Let us, as far as we can, direct our minds to that which is beautiful, seemly, and good, let us be occupied therein, let us keep it in mind, that by its illumination and brightness our souls may become beautiful and our minds transparent. For if our eyes, when obscured by dimness, are refreshed by the verdure of the fields and are able by the beauty of a grove or grassy hill to remedy every defect of the failing vision, while the very pupils and balls of the eye seem to be coloured with the hue of health: how much more does this eye of the mind, beholding that chief good, and dwelling and feeding thereupon, brighten and shine forth, so as to fulfil that which is written, My soul shall be satisfied even as it were with marrow and fatness. Moreover, he who has a skilful knowledge of the souls of his flock, pays attention to wild grasses, that he may obtain much pasturage: for by the sweeter kind of herbage lambs are made fatter, and the milky juice more healthful. On these pastures those fat ones have fed, who have eaten and worshipped, for good indeed are those pastures wherein is placed the saint of God.

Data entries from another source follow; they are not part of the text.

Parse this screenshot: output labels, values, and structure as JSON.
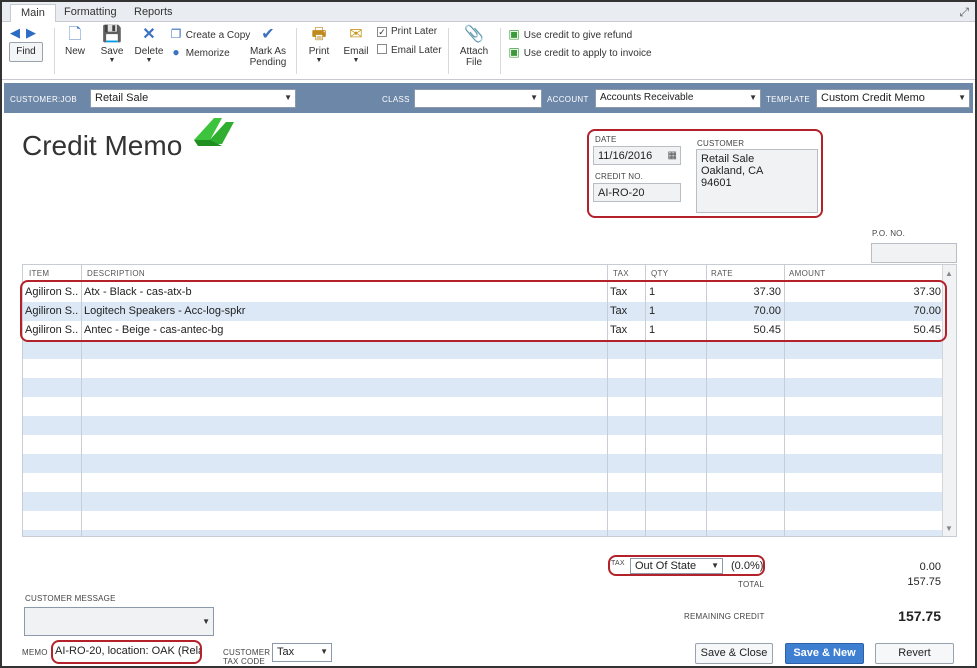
{
  "tabs": [
    "Main",
    "Formatting",
    "Reports"
  ],
  "toolbar": {
    "find": "Find",
    "new": "New",
    "save": "Save",
    "delete": "Delete",
    "create_copy": "Create a Copy",
    "memorize": "Memorize",
    "mark_as_pending_1": "Mark As",
    "mark_as_pending_2": "Pending",
    "print": "Print",
    "email": "Email",
    "print_later": "Print Later",
    "email_later": "Email Later",
    "attach_file_1": "Attach",
    "attach_file_2": "File",
    "refund": "Use credit to give refund",
    "apply_invoice": "Use credit to apply to invoice"
  },
  "header": {
    "customer_job_label": "CUSTOMER:JOB",
    "customer_job_value": "Retail Sale",
    "class_label": "CLASS",
    "class_value": "",
    "account_label": "ACCOUNT",
    "account_value": "Accounts Receivable",
    "template_label": "TEMPLATE",
    "template_value": "Custom Credit Memo"
  },
  "form": {
    "title": "Credit Memo",
    "date_label": "DATE",
    "date_value": "11/16/2016",
    "credit_no_label": "CREDIT NO.",
    "credit_no_value": "AI-RO-20",
    "customer_label": "CUSTOMER",
    "customer_line1": "Retail Sale",
    "customer_line2": "Oakland, CA",
    "customer_line3": "94601",
    "po_label": "P.O. NO.",
    "po_value": ""
  },
  "grid": {
    "headers": [
      "ITEM",
      "DESCRIPTION",
      "TAX",
      "QTY",
      "RATE",
      "AMOUNT"
    ],
    "rows": [
      {
        "item": "Agiliron S...",
        "description": "Atx - Black  - cas-atx-b",
        "tax": "Tax",
        "qty": "1",
        "rate": "37.30",
        "amount": "37.30"
      },
      {
        "item": "Agiliron S...",
        "description": "Logitech Speakers  - Acc-log-spkr",
        "tax": "Tax",
        "qty": "1",
        "rate": "70.00",
        "amount": "70.00"
      },
      {
        "item": "Agiliron S...",
        "description": "Antec - Beige  - cas-antec-bg",
        "tax": "Tax",
        "qty": "1",
        "rate": "50.45",
        "amount": "50.45"
      }
    ]
  },
  "footer": {
    "tax_label": "TAX",
    "tax_value": "Out Of State",
    "tax_rate": "(0.0%)",
    "tax_amount": "0.00",
    "total_label": "TOTAL",
    "total_value": "157.75",
    "customer_message_label": "CUSTOMER MESSAGE",
    "remaining_credit_label": "REMAINING CREDIT",
    "remaining_credit_value": "157.75",
    "memo_label": "MEMO",
    "memo_value": "AI-RO-20, location: OAK (Relat...",
    "customer_tax_code_label_1": "CUSTOMER",
    "customer_tax_code_label_2": "TAX CODE",
    "customer_tax_code_value": "Tax",
    "save_close": "Save & Close",
    "save_new": "Save & New",
    "revert": "Revert"
  },
  "colors": {
    "header_bar": "#6d87a8",
    "highlight": "#b3222a",
    "row_alt": "#dce8f6",
    "primary_button": "#3f7fd2"
  }
}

There is grass also, whereby the flocks of sheep are nourished, for whence come the fleeces of wisdom, and the clothing of prudence. And perchance this is the grass of the mountain, upon which the words of the prophet distil as the showers upon the grass, and which the wise man carefully gathers, that he may have a fleece for a covering, that is, for a spiritual garment. And thus proper food and clothing are provided for that soul which cleaves to the chief Good, that Good Which is Divine, and which the Apostle Peter exhorts us to seek for, that by the acquisition of such knowledge we may become partakers of the Divine nature. The knowledge hereof the good God opens to His saints, and grants it out of His good treasury. . . .
In Him therefore let us be and in Him abide, of Whom Isaiah says, How beautiful upon the mountains are the feet of Him that bringeth good tidings, that publisheth peace. . . . May this Good which the merciful God gives to them that seek Him come into our soul, and into our inmost heart. He is our Treasure, He is our Way, He is our Wisdom, He is our Righteousness, our Shepherd, the good Shepherd, He is our Life.
From a letter of Ambrose to Irenaeus (389), in The Letters of S. Ambrose, Bishop of Milan (Oxford: James Parker and Rivingtons, 1881), letter 29.